Prices have faced downwards pressure recently from the high supply of lambs coming through the market. Lamb slaughter averaged over 451,000 head per week in September, up 19.5 per cent from last year and 28.3 per cent above the five-year average. This trend has been consistent throughout the year, with year-to-date lamb slaughter up nine per cent from 2022.
The high supply of lambs is expected to continue over the next few months. The forecast is for a bumper crop of new season lambs which will continue to flow through the market. Restocker demand has been reduced over the past few months due to the dry seasonal conditions and outlook. The recent rainfall has seen an uptick in demand however the forecast of a dry summer will continue to limit restocker confidence. The continued high supply and dry outlook will limit any significant uplift in prices over the next couple of months.
Domestic retail demand for lamb is starting to return as reduced prices at saleyards are slowly being passed onto consumers. Export volumes remain high as processors look to find a home for the additional product available. There was over 31,000 tonnes of lamb exported in September, up 25.9 per cent from last year and 35 per cent above the 5-year average. China and the US continue to be the major markets for Australian lamb. Exports to the US started the year slowly but have risen by 79 per cent over the past five months. Exports to China have returned to normal levels following a drop off in 2022.

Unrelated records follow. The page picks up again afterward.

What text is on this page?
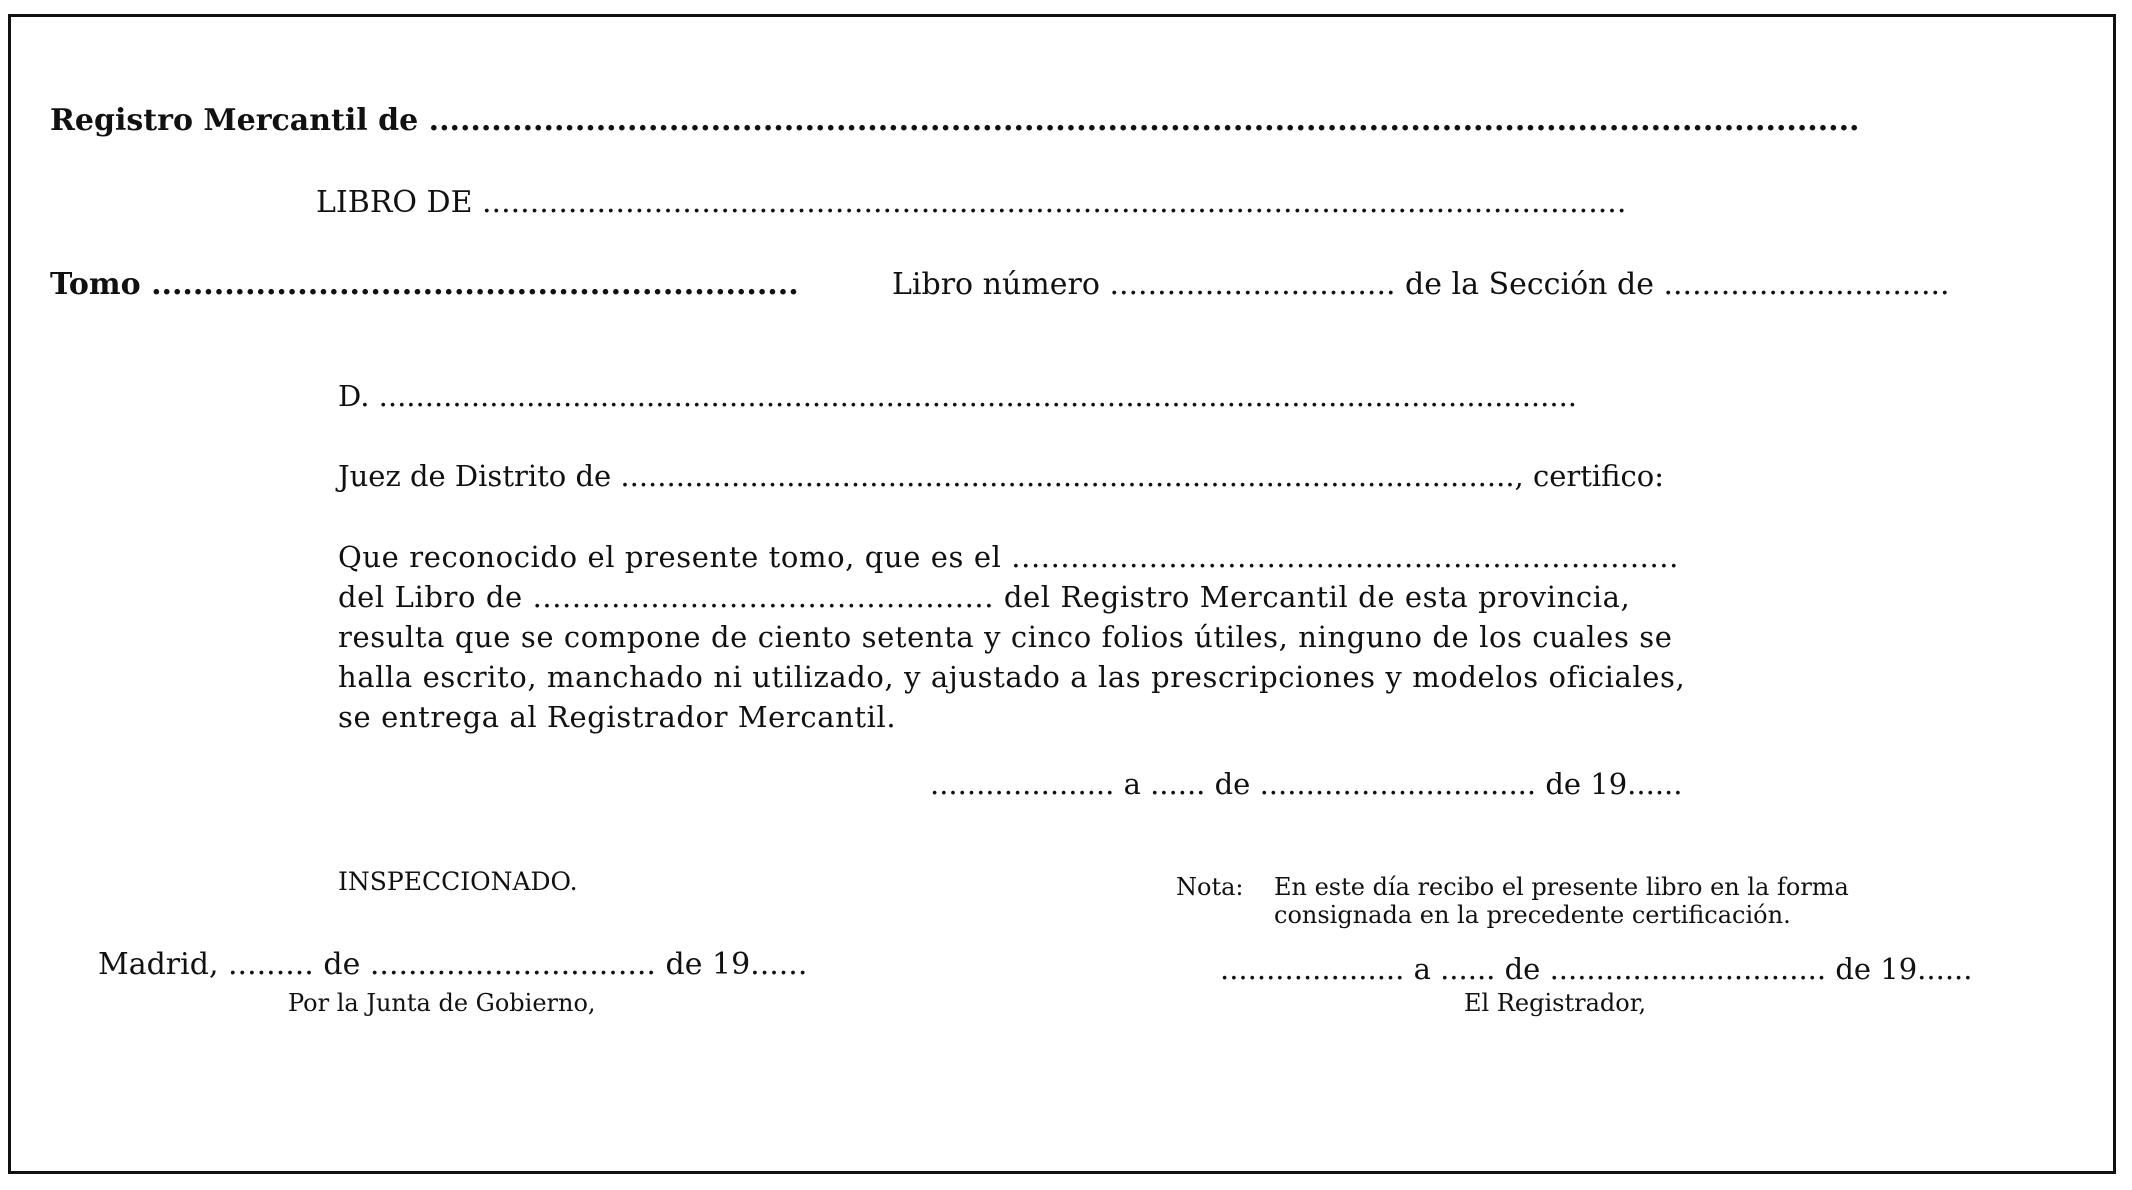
Registro Mercantil de .........................................................................................................................................
LIBRO DE ........................................................................................................................
Tomo ..............................................................	Libro número .............................. de la Sección de ..............................
D. ..................................................................................................................................
Juez de Distrito de ................................................................................................., certifico:
Que reconocido el presente tomo, que es el ....................................................................
del Libro de ............................................... del Registro Mercantil de esta provincia,
resulta que se compone de ciento setenta y cinco folios útiles, ninguno de los cuales se
halla escrito, manchado ni utilizado, y ajustado a las prescripciones y modelos oficiales,
se entrega al Registrador Mercantil.
.................... a ...... de .............................. de 19......
INSPECCIONADO.	Nota:	En este día recibo el presente libro en la forma
consignada en la precedente certificación.
Madrid, ......... de .............................. de 19......
Por la Junta de Gobierno,
.................... a ...... de .............................. de 19......
El Registrador,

Mutton prices continued to dip through September but lifted over the past week following recent rains. The National Mutton Indicator is down 26 cents (-15.8 per cent) from last month after falling to its lowest point since 2013 in late September. Prices have struggled with the surplus of supply, with weekly mutton slaughter in September up 47.2 per cent from last year. Mutton supply has surged as farmers looked to turn-off stock to manage feed availability. The increased supply of mutton has continued to flow into export markets. Mutton exports are up 47.1 per cent by volume so far this year, with China remaining the dominant market. However, reports of large quantities of meat in freezers is putting a dampener on prices. The supply of mutton is unlikely to slow over the next few months, which will maintain pressure on prices.